Aku yang sebenarnya penakut ini pun sebenarnya tidak ingin mengangkat ponselku tersebut. Namun aku takut ada kabar penting sehingga aku pun mau tidak mau mengangkatnya.
“Halo,” ucapku sesaat setelah mengangkat ponsel.
“Satu orang telah berhasil lenyap, berikutnya tidak akan lama lagi. Hahahaha...” ucap orang itu yang seketika langsung di matikan teleponnya.
Aku yang mendengar itu pun spontan langsung mengendurkan pegangan tangannya pada ponselku sehingga membuat ponselku pun terjatuh.
“I—i—itu siapa?” gumamku dengan nada bergetar dan di saat yang bersamaan lampu pun menyala.
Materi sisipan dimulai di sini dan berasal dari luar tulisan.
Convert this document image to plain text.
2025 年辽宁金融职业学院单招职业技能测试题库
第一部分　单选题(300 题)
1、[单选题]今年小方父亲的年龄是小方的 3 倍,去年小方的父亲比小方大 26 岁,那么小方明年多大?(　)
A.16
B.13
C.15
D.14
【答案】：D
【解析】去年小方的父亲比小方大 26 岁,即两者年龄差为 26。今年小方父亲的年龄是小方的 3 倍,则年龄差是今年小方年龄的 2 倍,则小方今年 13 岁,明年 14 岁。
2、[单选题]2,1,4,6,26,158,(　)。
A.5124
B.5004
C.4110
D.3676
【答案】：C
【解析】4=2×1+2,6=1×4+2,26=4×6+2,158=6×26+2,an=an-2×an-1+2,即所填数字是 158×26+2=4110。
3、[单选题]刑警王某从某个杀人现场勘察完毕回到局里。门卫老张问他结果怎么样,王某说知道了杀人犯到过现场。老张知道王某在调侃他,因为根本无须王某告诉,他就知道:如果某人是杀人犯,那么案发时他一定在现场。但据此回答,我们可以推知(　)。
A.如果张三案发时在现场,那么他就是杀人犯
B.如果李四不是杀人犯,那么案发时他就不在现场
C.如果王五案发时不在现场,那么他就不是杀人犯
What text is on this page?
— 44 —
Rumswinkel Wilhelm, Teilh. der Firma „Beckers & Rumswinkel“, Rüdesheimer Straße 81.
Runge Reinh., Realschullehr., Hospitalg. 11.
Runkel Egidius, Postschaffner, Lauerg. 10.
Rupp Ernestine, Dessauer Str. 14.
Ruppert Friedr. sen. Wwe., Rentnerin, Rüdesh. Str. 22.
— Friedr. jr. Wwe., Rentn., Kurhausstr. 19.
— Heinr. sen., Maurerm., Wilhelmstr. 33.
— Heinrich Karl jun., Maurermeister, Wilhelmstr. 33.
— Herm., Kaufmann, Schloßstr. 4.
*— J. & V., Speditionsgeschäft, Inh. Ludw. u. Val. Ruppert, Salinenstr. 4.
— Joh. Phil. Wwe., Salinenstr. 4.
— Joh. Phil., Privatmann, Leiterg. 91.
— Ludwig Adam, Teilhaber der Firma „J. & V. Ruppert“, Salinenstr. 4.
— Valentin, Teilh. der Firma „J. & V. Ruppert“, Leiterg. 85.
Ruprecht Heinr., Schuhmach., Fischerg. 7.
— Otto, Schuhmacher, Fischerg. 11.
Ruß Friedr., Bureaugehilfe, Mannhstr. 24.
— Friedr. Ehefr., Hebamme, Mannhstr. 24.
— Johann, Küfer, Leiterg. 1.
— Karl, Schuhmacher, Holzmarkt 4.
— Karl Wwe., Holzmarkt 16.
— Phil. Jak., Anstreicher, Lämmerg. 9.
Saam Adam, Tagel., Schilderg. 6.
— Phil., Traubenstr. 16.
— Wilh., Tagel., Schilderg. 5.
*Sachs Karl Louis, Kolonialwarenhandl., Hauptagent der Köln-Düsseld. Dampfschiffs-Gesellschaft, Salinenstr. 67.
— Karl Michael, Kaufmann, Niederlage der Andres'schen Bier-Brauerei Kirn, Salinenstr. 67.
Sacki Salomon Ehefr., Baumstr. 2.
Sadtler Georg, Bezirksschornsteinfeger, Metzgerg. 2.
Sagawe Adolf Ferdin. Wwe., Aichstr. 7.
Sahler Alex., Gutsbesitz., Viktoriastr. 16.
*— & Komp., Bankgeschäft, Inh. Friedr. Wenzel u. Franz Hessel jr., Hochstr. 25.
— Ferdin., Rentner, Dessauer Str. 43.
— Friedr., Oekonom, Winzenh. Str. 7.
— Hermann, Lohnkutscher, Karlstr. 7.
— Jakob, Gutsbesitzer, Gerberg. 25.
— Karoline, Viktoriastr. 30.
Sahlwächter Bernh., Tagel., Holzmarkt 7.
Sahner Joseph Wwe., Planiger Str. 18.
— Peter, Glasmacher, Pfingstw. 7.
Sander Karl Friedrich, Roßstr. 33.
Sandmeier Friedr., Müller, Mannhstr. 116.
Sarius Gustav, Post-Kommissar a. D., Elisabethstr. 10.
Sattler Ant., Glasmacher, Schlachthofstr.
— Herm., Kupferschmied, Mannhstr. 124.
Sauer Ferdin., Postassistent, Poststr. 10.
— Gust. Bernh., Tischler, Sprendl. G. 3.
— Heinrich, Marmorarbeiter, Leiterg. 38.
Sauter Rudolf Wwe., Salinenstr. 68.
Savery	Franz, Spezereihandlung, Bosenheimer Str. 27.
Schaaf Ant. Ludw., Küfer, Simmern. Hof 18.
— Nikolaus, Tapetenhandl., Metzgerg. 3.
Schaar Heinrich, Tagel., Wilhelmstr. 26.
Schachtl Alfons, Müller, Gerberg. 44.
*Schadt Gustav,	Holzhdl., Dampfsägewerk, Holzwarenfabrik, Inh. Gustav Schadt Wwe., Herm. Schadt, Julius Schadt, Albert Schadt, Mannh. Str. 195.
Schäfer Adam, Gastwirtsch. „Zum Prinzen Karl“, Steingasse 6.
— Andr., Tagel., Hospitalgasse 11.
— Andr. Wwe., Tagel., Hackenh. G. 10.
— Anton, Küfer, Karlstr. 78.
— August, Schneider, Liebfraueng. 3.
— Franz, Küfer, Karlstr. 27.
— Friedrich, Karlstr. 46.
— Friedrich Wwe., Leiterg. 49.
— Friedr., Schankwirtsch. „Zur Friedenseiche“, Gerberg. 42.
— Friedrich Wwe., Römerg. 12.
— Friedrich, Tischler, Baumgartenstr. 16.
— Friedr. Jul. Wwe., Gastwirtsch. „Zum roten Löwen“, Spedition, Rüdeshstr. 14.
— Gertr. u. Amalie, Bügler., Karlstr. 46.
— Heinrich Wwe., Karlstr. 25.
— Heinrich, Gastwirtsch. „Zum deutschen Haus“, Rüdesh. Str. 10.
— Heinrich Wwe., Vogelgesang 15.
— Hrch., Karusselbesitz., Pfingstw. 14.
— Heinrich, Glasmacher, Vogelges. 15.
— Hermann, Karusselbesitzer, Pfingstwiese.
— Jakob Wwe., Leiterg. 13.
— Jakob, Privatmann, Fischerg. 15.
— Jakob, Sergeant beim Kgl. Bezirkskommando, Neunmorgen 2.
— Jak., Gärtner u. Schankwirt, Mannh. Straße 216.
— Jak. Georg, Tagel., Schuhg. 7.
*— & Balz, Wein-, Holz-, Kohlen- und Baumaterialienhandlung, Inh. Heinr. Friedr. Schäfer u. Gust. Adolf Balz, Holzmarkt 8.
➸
Akibat mendapatkan telepon tersebut, aku pun tidak bisa tidur sampai pagi.
***
Keesokan paginya aku yang tidak bisa tidur semalaman ini pun terasa sangat mengantuk sekali. Aku berjalan sempoyongan di sepanjang koridor kampus.
Dari depan, ternyata pak Fathan pun sepertinya tidak sengaja melihatku dan kemudian langsung mendekatiku. Dia pun langsung memapahku menuju ruang kesehatan.
“Kamu tidurlah di sini. Bapak akan membantumu meminta ijin pada Dosenmu hari ini,” ucap Pak Fathan sambil membaringkan aku dan menyelimutiku.
Aku yang memang tidak bisa lagi menahan kantukku itu pun langsung menuruti ucapan Pak Fathan dan kemudian tidur terlelap.
Sementara itu, lagi-lagi di saat aku sedang tertidur, aku bermimpi tentang beberapa orang yang sedang mengenakan penutup kepala sehingga wajah mereka tidak terlihat jelas sedang ingin sekali menangkapku.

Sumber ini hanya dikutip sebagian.